One of the works that happens to me to deal with from time to time is the Skhalita-pramathana-yuktā-hetu-siddhi, attributed to Āryadeva. Today I’d like to put forward few considerations on the svabhāvavāda section (pūrvapakṣa only) contained in this writing. In what follows I provide the critical edition, the translation and an explanation of the section:
phyi naṅ skye mched chos rnams thams cad ni | |
ṅo bo ñid las grub pa gźan las min | |
sran zlum skyer tsher gzaṅs riṅs rno ba daṅ | |
rma bya’i mjug ma mgrin pa’i tshogs bkra daṅ | |
ñi śar chu rnams thur du ’bab pa rnams | |
ṅo bo ñid las grub ste rgyu yod min | |
The external and internal āyatanas, and all the dharmas are established by the own nature (svabhāva), they are not [determined] by [something] other. The pea is spherical, the summit of a thorny hedge of barberry bushes is sharp, the multitude [of feathers] of the neck and tail of a peacock is multicolored, the sun rises, the water flows downwards. Since [all the events] are established by means of the own nature, [it follows that] there is not a cause (hetu).
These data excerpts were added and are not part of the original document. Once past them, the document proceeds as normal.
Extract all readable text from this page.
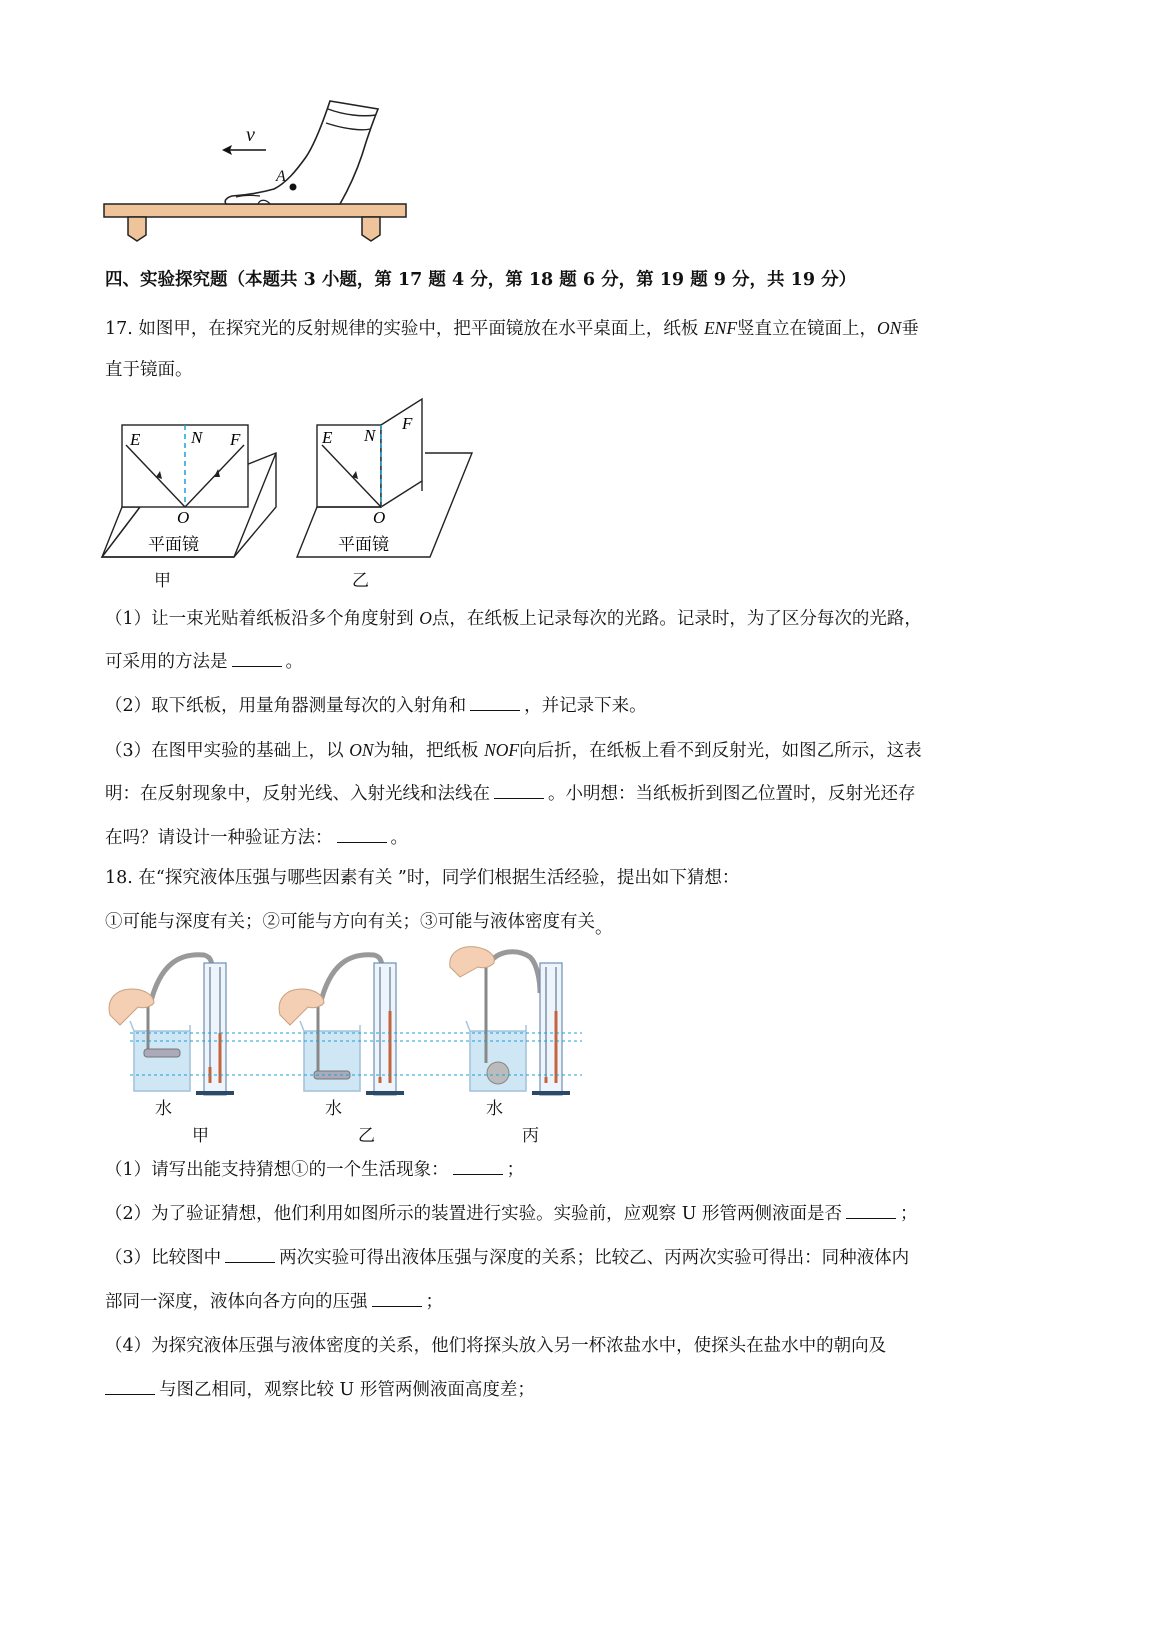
A
v
四、实验探究题（本题共 3 小题，第 17 题 4 分，第 18 题 6 分，第 19 题 9 分，共 19 分）
17. 如图甲，在探究光的反射规律的实验中，把平面镜放在水平桌面上，纸板 ENF竖直立在镜面上，ON垂
直于镜面。
E	N F
O
平面镜
E N
F
O
平面镜
甲	乙
（1）让一束光贴着纸板沿多个角度射到 O点，在纸板上记录每次的光路。记录时，为了区分每次的光路，
可采用的方法是	。
（2）取下纸板，用量角器测量每次的入射角和	，并记录下来。
（3）在图甲实验的基础上，以 ON为轴，把纸板 NOF向后折，在纸板上看不到反射光，如图乙所示，这表
明：在反射现象中，反射光线、入射光线和法线在	。小明想：当纸板折到图乙位置时，反射光还存
在吗？请设计一种验证方法：	。
18. 在“探究液体压强与哪些因素有关 ”时，同学们根据生活经验，提出如下猜想：
①可能与深度有关；②可能与方向有关；③可能与液体密度有关。
水	水	水
甲	乙	丙
（1）请写出能支持猜想①的一个生活现象：	；
（2）为了验证猜想，他们利用如图所示的装置进行实验。实验前，应观察 U 形管两侧液面是否	；
（3）比较图中	两次实验可得出液体压强与深度的关系；比较乙、丙两次实验可得出：同种液体内
部同一深度，液体向各方向的压强	；
（4）为探究液体压强与液体密度的关系，他们将探头放入另一杯浓盐水中，使探头在盐水中的朝向及
与图乙相同，观察比较 U 形管两侧液面高度差；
What is noteworthy here, is the fact that the svabhāvavāda appears to be assimilated to a sort of ahetuvāda. Indeed, besides the reference to some among the classical examples adducted by the svabhāvavādins in order to validate and corroborate their own theory, the last pāda of this pūrvapakṣa section explicitly states that if we admit a svabhāva, then we cannot admit any hetu. This position sounds quite inconsistent because to reject any hetu means to deny also any svabhāva, which would play the role of cause. In fact, as is well known, the classical svabhāvavāda takes the svabhāva to be the cause of everything. Therefore, it remains unclear to which kind of svabhāvavāda is Āryadeva pointing at.
The problem is, therefore: how to explain this apparent discrepancy if we don’t want to admit that Āryadeva made here a bloomer? Fortunately, Śāntarakṣita’s Tattvasaṃgraha comes in our help. The śloka 110, indeed, runs as follows: sarvahetunirāśaṃsaṃ bhāvānāṃ janma varṇyate | svabhāvavādibhis te hi nāhuḥ svam api kāraṇam || (“The svabhāvavādins describe the origin of the events as indifferent to all causes; for they do not consider even the [svabhāva] itself as [their] cause”). Kamalaśīla, while commenting on this passage, seems to testify the fact that from a certain epoch onwards, there existed at least two different versions of the svabhāvavāda – as it were – a deterministic and an accidentalistic one: pūrvakās tu svabhāvaṃ kāraṇam icchanti ete tam api necchantīti bhedaḥ || (“Then, the former ones maintain that svabhāva is the cause [of everything], these [others, on the contrary] maintain that [the cause of everything] is not even that [svabhāva]; this is the difference [between them]”). [I owe these reference to the kindness of Ramkrishna Bhattacharya].
We conclude that by the former group, svabhāva was supposed to be a sort of universal power that determines, from outside, the development of the events (hence, things cannot not be the way they are because of this outer force), whereas for the latter group, svabhāva seems to indicate nothing but the nature of the single things (hence, things cannot not be the way they are because their inner peculiar nature spontaneously makes them be that way). The “spontaneistic” perspective coincides with the abovementioned ahetuvāda because the coming into being by itself of a thing means nothing but to be without a cause. This interpretation sheds light on some apparently contradictory passages on the Lokāyata philosophy that I’ve found in Avalokitavrata’s Prajñāpradīpaṭīkā and that I’ve discussed in short here.